Well, the counting by itself is not wrong, it's just that the same pins are used by both driver instances (ux500-msp-i2s.1 and ux500-msp-i2s.3) but the actual counter is specific of each instance (msp->pinctrl_rxtx_ref, if I'm not mistaken msp is different between the capture and playback interfaces).
So if these pins are being shared between the instances then surely there are other interdependencies that need to be taken care of Is that happening? For example if the clocks are shared then is the code currently stopping the interfaces being configured with incompatible sample rates or word sizes?
That's an interesting point. Mixed format, rate and channel counts seems to work just fine, but that's probably because the supported rate and format is locked by the codec to 48k + S16_LE. This is in line with what is specified on the ab8500 datasheet:
--- The AB8500 audio module exchanges audio data through the two digital interfaces at a fixed 48 kHz rate in different formats with up to 8 channels per interface. ---
It seems like the code is definitely buggy here but is this really all that's buggy or is it just the symptom you happen to have seen?
For the pinctrl code drop I still think that it should go, but really I leave the last word to LinusW as suggested.
For the format mix, my guess is that you are probably right and this thing may just fall apart if used on another codec.
On the other side, I don't think anybody is using the ux500 with anything else than the ab8500, so I don't even know how would I test and fix this.

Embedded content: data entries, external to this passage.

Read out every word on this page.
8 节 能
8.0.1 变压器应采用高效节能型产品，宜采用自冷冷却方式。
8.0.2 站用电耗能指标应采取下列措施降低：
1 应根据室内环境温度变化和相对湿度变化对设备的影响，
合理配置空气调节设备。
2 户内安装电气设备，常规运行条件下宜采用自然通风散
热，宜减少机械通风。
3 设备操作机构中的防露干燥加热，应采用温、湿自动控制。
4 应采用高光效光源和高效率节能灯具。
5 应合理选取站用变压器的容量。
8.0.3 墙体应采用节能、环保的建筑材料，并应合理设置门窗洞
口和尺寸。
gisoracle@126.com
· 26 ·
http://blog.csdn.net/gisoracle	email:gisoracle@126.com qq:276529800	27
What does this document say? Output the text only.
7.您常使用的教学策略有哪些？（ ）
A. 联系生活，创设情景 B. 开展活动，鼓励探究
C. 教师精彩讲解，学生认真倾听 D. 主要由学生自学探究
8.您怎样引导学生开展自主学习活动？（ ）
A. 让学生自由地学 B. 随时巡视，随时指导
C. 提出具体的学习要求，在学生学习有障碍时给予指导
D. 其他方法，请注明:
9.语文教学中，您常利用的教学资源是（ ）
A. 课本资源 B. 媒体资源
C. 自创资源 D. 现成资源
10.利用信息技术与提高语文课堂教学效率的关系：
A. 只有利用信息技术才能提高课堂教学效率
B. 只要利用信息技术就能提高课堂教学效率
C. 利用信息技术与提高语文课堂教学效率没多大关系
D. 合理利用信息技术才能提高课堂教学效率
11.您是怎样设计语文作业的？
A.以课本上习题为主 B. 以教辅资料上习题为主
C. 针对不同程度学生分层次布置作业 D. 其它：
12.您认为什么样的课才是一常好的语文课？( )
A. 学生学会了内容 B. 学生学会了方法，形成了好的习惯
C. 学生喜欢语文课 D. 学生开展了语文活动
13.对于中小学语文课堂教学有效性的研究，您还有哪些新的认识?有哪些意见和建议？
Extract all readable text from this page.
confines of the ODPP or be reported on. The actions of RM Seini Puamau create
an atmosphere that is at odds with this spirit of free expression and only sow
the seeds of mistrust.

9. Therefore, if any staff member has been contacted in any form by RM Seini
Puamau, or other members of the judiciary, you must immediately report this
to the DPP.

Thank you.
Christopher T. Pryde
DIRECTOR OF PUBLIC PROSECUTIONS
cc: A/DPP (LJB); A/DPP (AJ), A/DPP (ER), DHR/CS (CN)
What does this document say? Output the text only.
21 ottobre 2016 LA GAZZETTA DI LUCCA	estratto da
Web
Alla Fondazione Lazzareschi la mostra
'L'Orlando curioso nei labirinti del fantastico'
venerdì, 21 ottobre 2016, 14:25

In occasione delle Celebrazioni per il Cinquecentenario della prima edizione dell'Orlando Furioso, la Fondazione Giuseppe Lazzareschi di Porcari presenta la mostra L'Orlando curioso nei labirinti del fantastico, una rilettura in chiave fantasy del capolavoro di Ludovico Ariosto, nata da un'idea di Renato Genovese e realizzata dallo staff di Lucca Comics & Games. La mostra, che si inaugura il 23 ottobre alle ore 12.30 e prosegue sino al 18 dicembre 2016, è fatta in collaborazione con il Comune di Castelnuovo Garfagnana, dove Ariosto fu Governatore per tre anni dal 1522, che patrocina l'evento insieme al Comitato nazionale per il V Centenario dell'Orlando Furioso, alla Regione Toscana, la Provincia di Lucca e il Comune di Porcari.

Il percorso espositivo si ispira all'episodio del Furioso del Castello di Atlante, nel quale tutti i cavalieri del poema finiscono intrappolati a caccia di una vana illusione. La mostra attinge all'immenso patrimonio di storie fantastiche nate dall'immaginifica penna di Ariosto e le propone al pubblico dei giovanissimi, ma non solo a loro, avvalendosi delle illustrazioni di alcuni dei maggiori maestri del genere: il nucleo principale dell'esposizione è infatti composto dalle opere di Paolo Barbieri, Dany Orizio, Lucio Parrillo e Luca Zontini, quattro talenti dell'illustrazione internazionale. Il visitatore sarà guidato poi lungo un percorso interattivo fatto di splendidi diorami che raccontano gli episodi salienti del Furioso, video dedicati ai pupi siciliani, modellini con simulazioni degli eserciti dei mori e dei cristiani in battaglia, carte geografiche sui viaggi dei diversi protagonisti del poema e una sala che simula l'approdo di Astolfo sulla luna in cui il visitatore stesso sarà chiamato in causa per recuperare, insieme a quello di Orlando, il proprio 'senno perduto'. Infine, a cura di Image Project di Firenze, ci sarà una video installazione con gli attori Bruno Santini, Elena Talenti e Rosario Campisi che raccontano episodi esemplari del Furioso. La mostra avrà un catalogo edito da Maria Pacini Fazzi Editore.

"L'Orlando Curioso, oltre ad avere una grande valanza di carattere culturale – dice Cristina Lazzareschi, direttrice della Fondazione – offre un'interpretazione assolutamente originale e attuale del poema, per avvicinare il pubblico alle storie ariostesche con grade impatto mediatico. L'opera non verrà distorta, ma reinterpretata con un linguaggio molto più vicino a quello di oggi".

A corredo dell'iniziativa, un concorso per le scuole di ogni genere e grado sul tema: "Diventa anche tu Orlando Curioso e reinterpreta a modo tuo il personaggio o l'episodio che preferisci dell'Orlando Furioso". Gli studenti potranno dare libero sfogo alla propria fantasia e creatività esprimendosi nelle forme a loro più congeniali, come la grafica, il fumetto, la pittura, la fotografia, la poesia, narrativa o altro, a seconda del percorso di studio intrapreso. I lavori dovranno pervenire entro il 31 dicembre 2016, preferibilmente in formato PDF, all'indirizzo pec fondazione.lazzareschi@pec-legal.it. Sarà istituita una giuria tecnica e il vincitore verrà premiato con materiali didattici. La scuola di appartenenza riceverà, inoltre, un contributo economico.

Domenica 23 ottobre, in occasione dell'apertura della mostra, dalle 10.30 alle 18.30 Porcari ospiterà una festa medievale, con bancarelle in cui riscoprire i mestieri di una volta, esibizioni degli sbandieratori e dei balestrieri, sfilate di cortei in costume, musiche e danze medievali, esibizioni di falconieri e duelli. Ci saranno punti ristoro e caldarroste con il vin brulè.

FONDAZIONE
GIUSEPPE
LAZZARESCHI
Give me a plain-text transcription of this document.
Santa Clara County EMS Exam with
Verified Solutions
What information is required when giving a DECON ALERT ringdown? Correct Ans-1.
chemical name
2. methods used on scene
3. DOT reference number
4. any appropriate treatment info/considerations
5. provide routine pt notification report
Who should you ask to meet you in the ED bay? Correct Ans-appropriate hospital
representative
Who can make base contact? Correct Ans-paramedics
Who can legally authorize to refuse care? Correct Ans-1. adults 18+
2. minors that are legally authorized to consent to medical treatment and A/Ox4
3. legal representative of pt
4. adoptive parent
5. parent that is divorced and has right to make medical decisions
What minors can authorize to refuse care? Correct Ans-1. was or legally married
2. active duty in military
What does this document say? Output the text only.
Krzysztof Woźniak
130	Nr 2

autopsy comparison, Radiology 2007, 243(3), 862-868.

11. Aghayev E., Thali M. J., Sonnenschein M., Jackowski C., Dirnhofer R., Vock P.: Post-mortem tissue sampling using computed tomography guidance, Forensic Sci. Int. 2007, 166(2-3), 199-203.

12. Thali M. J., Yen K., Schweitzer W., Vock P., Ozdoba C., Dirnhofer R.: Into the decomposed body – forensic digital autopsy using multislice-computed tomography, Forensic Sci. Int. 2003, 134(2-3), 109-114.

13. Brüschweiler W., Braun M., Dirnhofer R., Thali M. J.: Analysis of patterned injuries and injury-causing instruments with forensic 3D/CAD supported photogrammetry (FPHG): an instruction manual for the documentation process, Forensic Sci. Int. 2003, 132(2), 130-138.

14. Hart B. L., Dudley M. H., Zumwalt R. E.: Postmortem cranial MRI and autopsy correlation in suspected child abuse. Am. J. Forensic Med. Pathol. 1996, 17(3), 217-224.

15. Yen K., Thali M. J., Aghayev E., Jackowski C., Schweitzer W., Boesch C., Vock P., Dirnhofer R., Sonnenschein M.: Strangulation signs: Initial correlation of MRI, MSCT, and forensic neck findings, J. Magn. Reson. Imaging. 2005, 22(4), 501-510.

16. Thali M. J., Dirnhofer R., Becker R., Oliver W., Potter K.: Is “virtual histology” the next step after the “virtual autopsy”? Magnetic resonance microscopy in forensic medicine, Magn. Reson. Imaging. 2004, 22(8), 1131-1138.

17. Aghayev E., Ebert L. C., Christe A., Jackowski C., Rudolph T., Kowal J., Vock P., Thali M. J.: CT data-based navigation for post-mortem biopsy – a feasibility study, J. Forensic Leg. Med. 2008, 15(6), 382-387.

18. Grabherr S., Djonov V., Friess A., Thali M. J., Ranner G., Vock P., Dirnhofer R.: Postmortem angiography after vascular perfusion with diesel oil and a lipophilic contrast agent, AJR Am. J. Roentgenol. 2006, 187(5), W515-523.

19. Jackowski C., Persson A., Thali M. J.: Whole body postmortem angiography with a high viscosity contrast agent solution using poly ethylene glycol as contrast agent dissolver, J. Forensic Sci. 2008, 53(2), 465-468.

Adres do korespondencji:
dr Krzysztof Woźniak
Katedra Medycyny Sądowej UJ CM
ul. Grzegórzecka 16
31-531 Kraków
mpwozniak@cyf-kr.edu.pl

Ok, what I'm trying to say is that the codec used in this platform should be able to handle sleep modes without requiring any reconfiguration of the digital interface on the SoC side. In support of this the fact that the STE fork of the driver does not do that, and the same goes for all other ASoC drivers currently in mainline.
Well, most things would probably be able to get some small benefit from doing this, it's just that we've not had any real support for managing pin muxing - one of the goals of adding pinctrl is to make it easier to deploy this sort of thing.
Pin muxing is handled transparently. The real problem is sleep mode switching, but that's really not needed if the codec has a proper low power mode.